In October 2007, the mother and daughter moved to New York temporarily, when Staci Pepitone needed daily radiation over several weeks.

“We rented an apartment from a young man, who gave us a good rate” because of the medical situation, Brenda Pepitone said.

The rate was $100 per night, which “is good for New York,” she said.

Staci Pepitone was able to return to Baton Rouge for a while, but later returned to New York for surgery and at that time stayed in the Hope Lodge Jerome L. Greene Family Center, a facility of the American Cancer Society, which provides free lodging for those getting cancer treatment in Manhattan.

Hope Lodge features large communal kitchens on each floor, Pepitone said.

“A lot of people gathered there. We made a lot of good friends,” she said.

It was at Hope Lodge that Staci Pepitone met a young man from Pennsylvania, who had late-stage lung cancer and had to board a bus at 4:30 a.m. on his treatment days, to ride 10 hours to his treatment, then take the long bus ride back when it was time to return home to Pennsylvania.

Staci Pepitone’s idea for the Geaux Past Cancer organization, to help with travel costs, was formed then, her mother said.

Staci had hoped the cancer would become manageable and “she could do this when she felt better,” Brenda Pepitone said of their plans for the organization.

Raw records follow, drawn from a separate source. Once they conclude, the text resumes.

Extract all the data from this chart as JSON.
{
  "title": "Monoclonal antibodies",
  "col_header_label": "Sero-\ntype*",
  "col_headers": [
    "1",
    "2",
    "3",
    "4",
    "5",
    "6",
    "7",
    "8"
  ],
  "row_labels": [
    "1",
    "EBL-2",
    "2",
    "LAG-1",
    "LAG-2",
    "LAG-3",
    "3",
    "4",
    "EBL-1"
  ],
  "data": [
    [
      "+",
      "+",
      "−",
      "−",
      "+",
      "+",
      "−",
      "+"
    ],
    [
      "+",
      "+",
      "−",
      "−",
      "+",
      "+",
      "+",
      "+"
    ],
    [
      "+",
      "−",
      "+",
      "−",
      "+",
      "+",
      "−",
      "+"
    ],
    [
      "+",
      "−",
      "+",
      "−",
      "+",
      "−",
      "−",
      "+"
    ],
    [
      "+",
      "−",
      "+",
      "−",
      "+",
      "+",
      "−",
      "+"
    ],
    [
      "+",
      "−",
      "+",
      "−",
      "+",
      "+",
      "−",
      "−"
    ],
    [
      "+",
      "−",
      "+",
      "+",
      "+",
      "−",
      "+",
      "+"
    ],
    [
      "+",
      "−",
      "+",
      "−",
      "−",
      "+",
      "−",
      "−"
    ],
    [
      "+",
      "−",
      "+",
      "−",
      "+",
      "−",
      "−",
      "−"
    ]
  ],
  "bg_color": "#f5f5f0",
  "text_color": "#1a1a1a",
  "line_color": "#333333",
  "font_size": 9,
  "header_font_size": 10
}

“Her goal when she was alive was to do something to help cancer patients get to treatment,” helping with expenses not covered by insurance, Brenda Pepitone said of her daughter.

“We would like to make that journey easier,” Pepitone said.

“You’re never going to know what’s going to happen when you’re in the cancer fight,” she said.

A physician may refer a patient to another cancer center that has a different test or a different procedure or for a second opinion, she said.

“They happen much more frequently than people may expect,” Pepitone said of referrals to treatment programs elsewhere.

And it doesn’t have to be to a place as far away as New York City to sometimes cause difficulties, she said.

In this area, people may be driving into Baton Rouge from outlying areas for cancer treatment.

“Sometimes, even here, just getting gas in the car” is hard, Pepitone said.

Such patients may also need a place to stay overnight to rest after treatment, before traveling home, she said.

“There are a number of people, I’m sure, who go through cancer by themselves,” Pepitone said.

Some people may have friends who can help them, but, if there’s no one, “We’ll try to be that friend,” she said.

“Nobody should have to go bankrupt to stay alive,” she said.

In 2008, Staci Pepitone, who continued to work at LSU through her illness, learned there was a recurrence of the cancer, and her physician said she could receive treatment in Baton Rouge.

“That’s what brought us to Mary Bird Perkins,” Pepitone said.

Last year, a “remembrance walk” was held at LSU, in memory of Staci, Pepitone said.

The Geaux the Extra Mile 5K/1-Mile Walk-Run will begin at 9 a.m. Saturday at the LSU Old Front Nine.

The registration fee is $30; participation for children 12 and younger is free.

Representatives of the Mary Bird Perkins-OLOL Cancer Center will be on hand with sunscreen and information, and Walgreens will be providing free flu shots and blood pressure screening for those with an insurance card.